I, like many pagans, was raised Protestant. We were Baptist-like Christians and I was “saved” a couple of times when the pastor asked people to take Jesus into our hearts.
My Dad was a Catholic before he married my Mom, and that affected things a bit. He once took me to Mass, where I spent the entire time playing Eenie Meenie Miney Mo about whether I wanted the man who looked like my Dad sitting behind me or my Dad to be my Dad. I ended up on the other guy, but cheated so I could keep my own Dad. That’s my first church memory. Give me a break, I was four.
Around the same time, I had a poster of two cats on my bedroom door. I saw one of the cats move one morning. No one ever believed me, but looking back, I think that was Freyja making her first check in on me.
I wasn’t ever baptized, because we were from the kind of Christianity that has baptisms much later. Church was weird for me. I really enjoyed participaing in the Christmas pageants. One year, I got to be a lead mouse in A Churchmouse Christmas, and I had a major fever that day, and I performed it anyway. My Mom always said that I still performed with more energy than any of the other kids. Who knows whether that’s true or if it’s just her being a mom, but nevertheless, it shows how I’ve always loved performing. I liked singing the hymns. And every Wednesday we went to Church and memorized Bible verses and played relay races and did little workbooks.
I got in trouble once because they gave us a picture of people eating a picnic on a picnic table near a trash can and told us to circle the things in the picture that God made. So I circled the entire picture. People told me that was the wrong answer because God just made the people and the squirrels and the trees. The people made everything else. I said, “Yeah, but if God made people, then didn’t He also put those ideas in our brains?”
I didn’t much like our Church. Everyone was much, much poorer or much, much older than we were, and so I felt like I didn’t fit in. All of my friends were Catholic, and I didn’t understand why I didn’t get to have a First Communion, too.
Then we moved to Alabama, and everything changed around. Everyone was a Southern Baptist, and everyone thought it was their business where I went to church. But I didn’t–my parents never got around to finding one in Alabama. I actually lost friends because I didn’t go to church. People actually thought that other Christians went to Hell for being Methodist instead of Baptist. It all rubbed me the wrong way.

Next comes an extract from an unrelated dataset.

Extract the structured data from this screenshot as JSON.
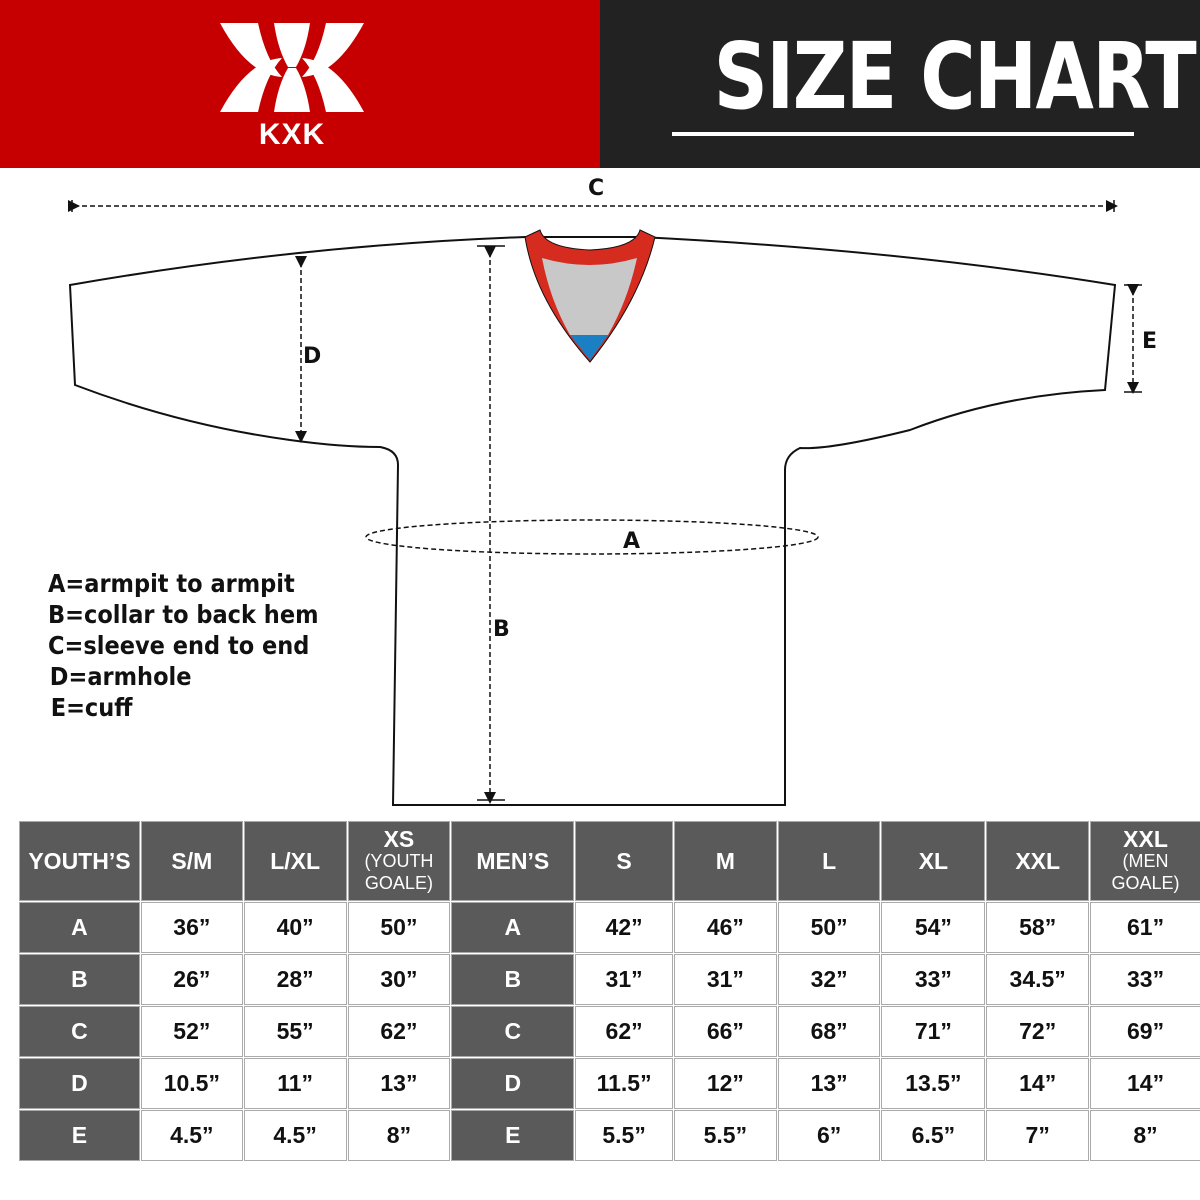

I started wondering about sin, too. It never made sense to me. I decided at some point, I think during high school, that sin was the choice to be unhappy. That what God really wanted was for people to live as happy of a life as possible given their circumstances, and the people who went around being unhappy all the time were the ones who went to Hell, not the people who believed different, or lived in Africa and had never heard of Jesus.
I suppose all that probably lead me straight to Freyja’s mysteries.
For college, I moved to the New York State, which, as I mentioned before, is the most amazing place. The Hudson Valley is simply the most beautiful and magical place I have ever lived. My sophomore year I was perusing the internet and found a website on Wicca and it very much piqued my interest. I sort of dropped a hint about being a pagan to my sister and Gent and they were unresponsive, so I forgot about it for a while. But one day I was curious again, so I started reading about it, and I decided that I was going to try. Gent wasn’t necessarily so supportive at first, even telling me I should try Buddhism instead because it’s more peaceful. But I made it my mission to educate him, and I did. By the second day, he was somewhat warmed up to the idea.
A few days into my exploration, I was laying in my bed, and I had a distinct feeling of an energetic snake leaving my solar plexus and exiting my body through my head. At that moment, I knew I would never be a Christian again because the snake of original sin had left me.
Since then, I’ve moved around in paganism a couple times, but I’m here to stay. Freyja is always there for me when I need her. The philosophy of paganism makes so much more sense to me–the world is complex, so why shouldn’t the divine be as well? For me, paganism solves all of the religious problems that Christianity presents–the idea of forcing everyone in the world to be the same as you, the problem of evil, the guilt-ridden lifestyle. I am happy as a pagan and telling my problems to the moon or the plants or the Goddess or even my sexuality and knowing that I am being heard instead of telling a metaphorical being outside of the entire universe. I love that I can explore science, which has always been a subject of great interest to me, without feeling like I’m cheating on my religion. I love being encouraged to form my own ideas and theories about my gods without being a heretic.
I love going to the park and sitting or singing. I love that Freyja teaches me what I had always thought as a child–the point of life is to be filled with joy whenever you can. I had depression problems before her, but she taught me to get myself out of the hole of self-hatred instead of wallowing in it. Freyja shows me the beauty and the joy in life, and paganism allows me to explore.